Serious Hospital Infections Rise

We have been following the problem with <"">hospital-acquired infections and the impact of these contaminations. Now, The Associated Press (AP) is reporting that hospitals in the United States do not protect patients from infections that can turn deadly, citing a Health and Human Services (HHS) department report.

The HHS’s 2009 quality report to Congress indicated that “very little progress” has taken place on eliminating hospital-acquired infections; the report called for “urgent attention,” said the AP. The report also found that of the five most serious hospital-related infections, three showed increases and one showed no progress said the AP. Of the major types, only one declined, added the AP, which noted that some 98,000 people die annually from medical errors, preventable infections, and medication mix-ups.

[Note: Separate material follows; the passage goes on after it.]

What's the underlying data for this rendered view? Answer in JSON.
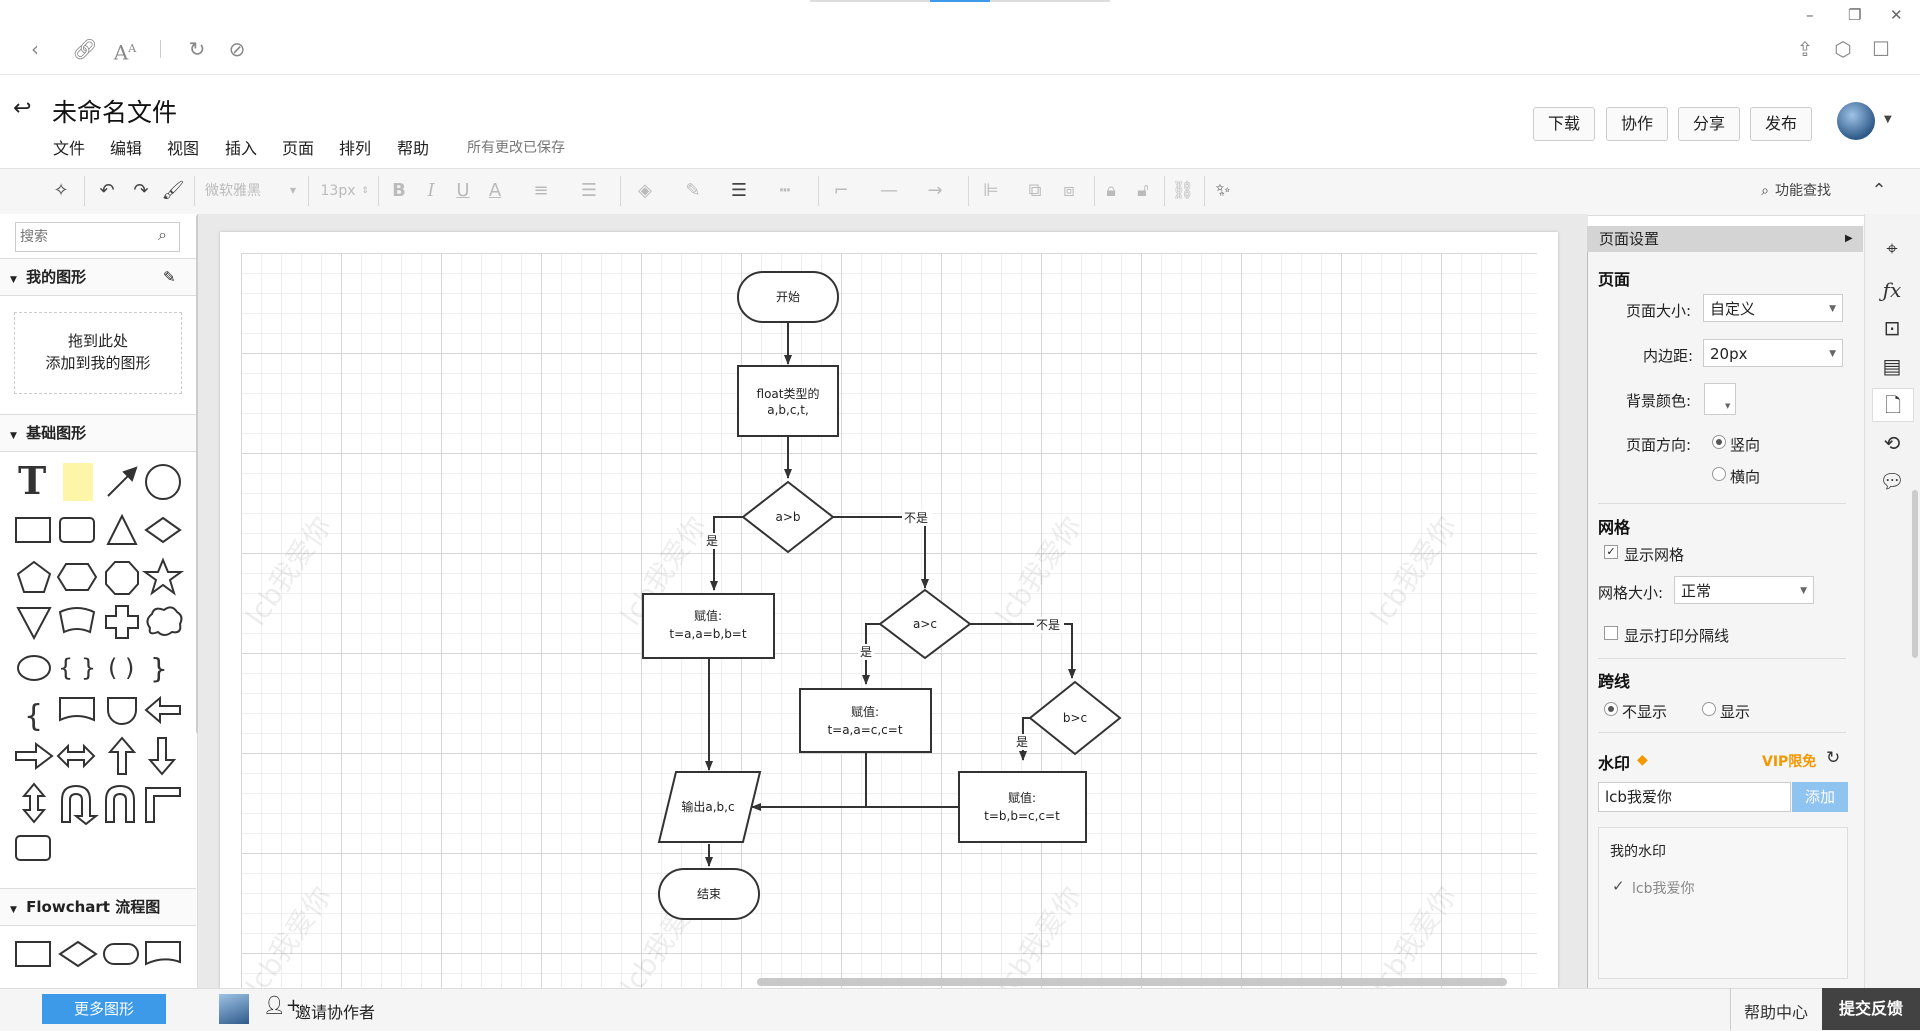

According to Kathleen Sebelius, HHS Secretary, the report is “a pretty clear diagnosis of some of the gaps and shortcomings in our nation’s health care system,” quoted the AP.

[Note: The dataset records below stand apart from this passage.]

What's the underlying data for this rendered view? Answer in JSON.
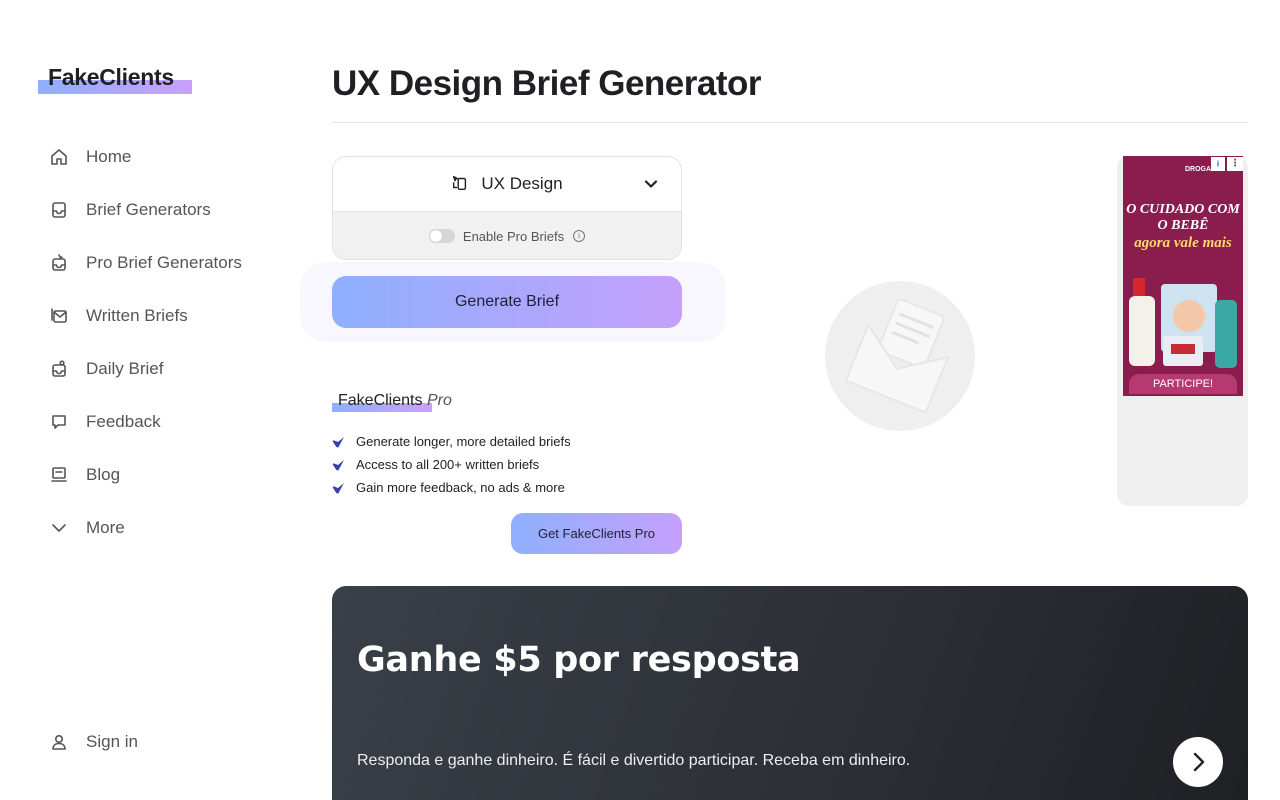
{
  "sidebar": {
    "logo": "FakeClients",
    "items": [
      {
        "label": "Home",
        "icon": "home-icon"
      },
      {
        "label": "Brief Generators",
        "icon": "inbox-icon"
      },
      {
        "label": "Pro Brief Generators",
        "icon": "pro-inbox-icon"
      },
      {
        "label": "Written Briefs",
        "icon": "mail-stack-icon"
      },
      {
        "label": "Daily Brief",
        "icon": "daily-inbox-icon"
      },
      {
        "label": "Feedback",
        "icon": "chat-icon"
      },
      {
        "label": "Blog",
        "icon": "blog-icon"
      },
      {
        "label": "More",
        "icon": "chevron-down-icon"
      }
    ],
    "signin": {
      "label": "Sign in",
      "icon": "user-icon"
    }
  },
  "main": {
    "title": "UX Design Brief Generator",
    "selector": {
      "value": "UX Design",
      "icon": "ux-design-icon"
    },
    "pro_toggle": {
      "label": "Enable Pro Briefs",
      "enabled": false
    },
    "generate_button": "Generate Brief"
  },
  "pro": {
    "brand": "FakeClients",
    "brand_suffix": "Pro",
    "features": [
      "Generate longer, more detailed briefs",
      "Access to all 200+ written briefs",
      "Gain more feedback, no ads & more"
    ],
    "cta": "Get FakeClients Pro"
  },
  "ad": {
    "brand": "DROGASIL",
    "headline": "O CUIDADO COM O BEBÊ",
    "subline": "agora vale mais",
    "cta": "PARTICIPE!",
    "info": "i",
    "more": "⋮"
  },
  "banner": {
    "title": "Ganhe $5 por resposta",
    "text": "Responda e ganhe dinheiro. É fácil e divertido participar. Receba em dinheiro."
  },
  "colors": {
    "accent_start": "#8fb0ff",
    "accent_end": "#c4a0fb",
    "banner_bg": "#2b2e34",
    "ad_bg": "#8a1d4e",
    "check": "#3a3fb0"
  }
}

Under the new health care overhaul mandates, these mistakes will come with financial “consequences,” said the AP, explaining that, in the future, there will be a reduction in Medicare payments to those hospitals with preventable readmissions and for specific infections that can be avoided with basic nursing care.

We recently wrote that infections patients caught in hospitals in 2006 killed 48,000 and a cost a whopping $8.1 billion, citing a study funded by Resources for the Future. Although the issue of hospital-acquired infections has been gaining speed in media outlets, the study was the first of its kind to attach a price to the problem, noted Reuters previously. Experts feel that problems such as this are adding to the growing cost of health care in the United States. “In many cases, these conditions could have been avoided with better infection control in hospitals,” said Ramanan Laxminarayan of Resources for the Future, quoted Reuters. The team said some 1.7 million healthcare-associated infections are diagnosed annually, wrote Reuters.

The AP reported that the U.S. spends a massive $2.5 trillion annually on medical care; however, according to the studies, care is not always provided as recommended: Hospital care is considered better versus outpatient facility care and quality of care suffered for minorities and lower-income demographics, such as the uninsured.

Although the Institute of Medicine began a program to increase medical error awareness over a decade ago, the new statistics indicate little improvement. “We know that focused attention to eliminating health care acquired infections can reduce them dramatically,” said Dr. Carolyn Clancy, head of the Agency for Healthcare Research and Quality, which conducted the studies, quoted the AP.

Among other issues, the report found that bloodstream infections following surgery and urinary infections following catheter use after surgery increased; common infections following medical care increased, said the AP. Bloodstream infections following central venous catheter administration did not change; however, there was a small drop in pneumonia following surgery, wrote the AP. Bloodstream infections, considered the most serious, can be fatal, noted the AP.

Preventing infection is relatively simple, explained Reuters earlier this year, and involves careful hand washing, hygiene, and screening patients when they check in; however, many studies have found that these measures are difficult to enforce.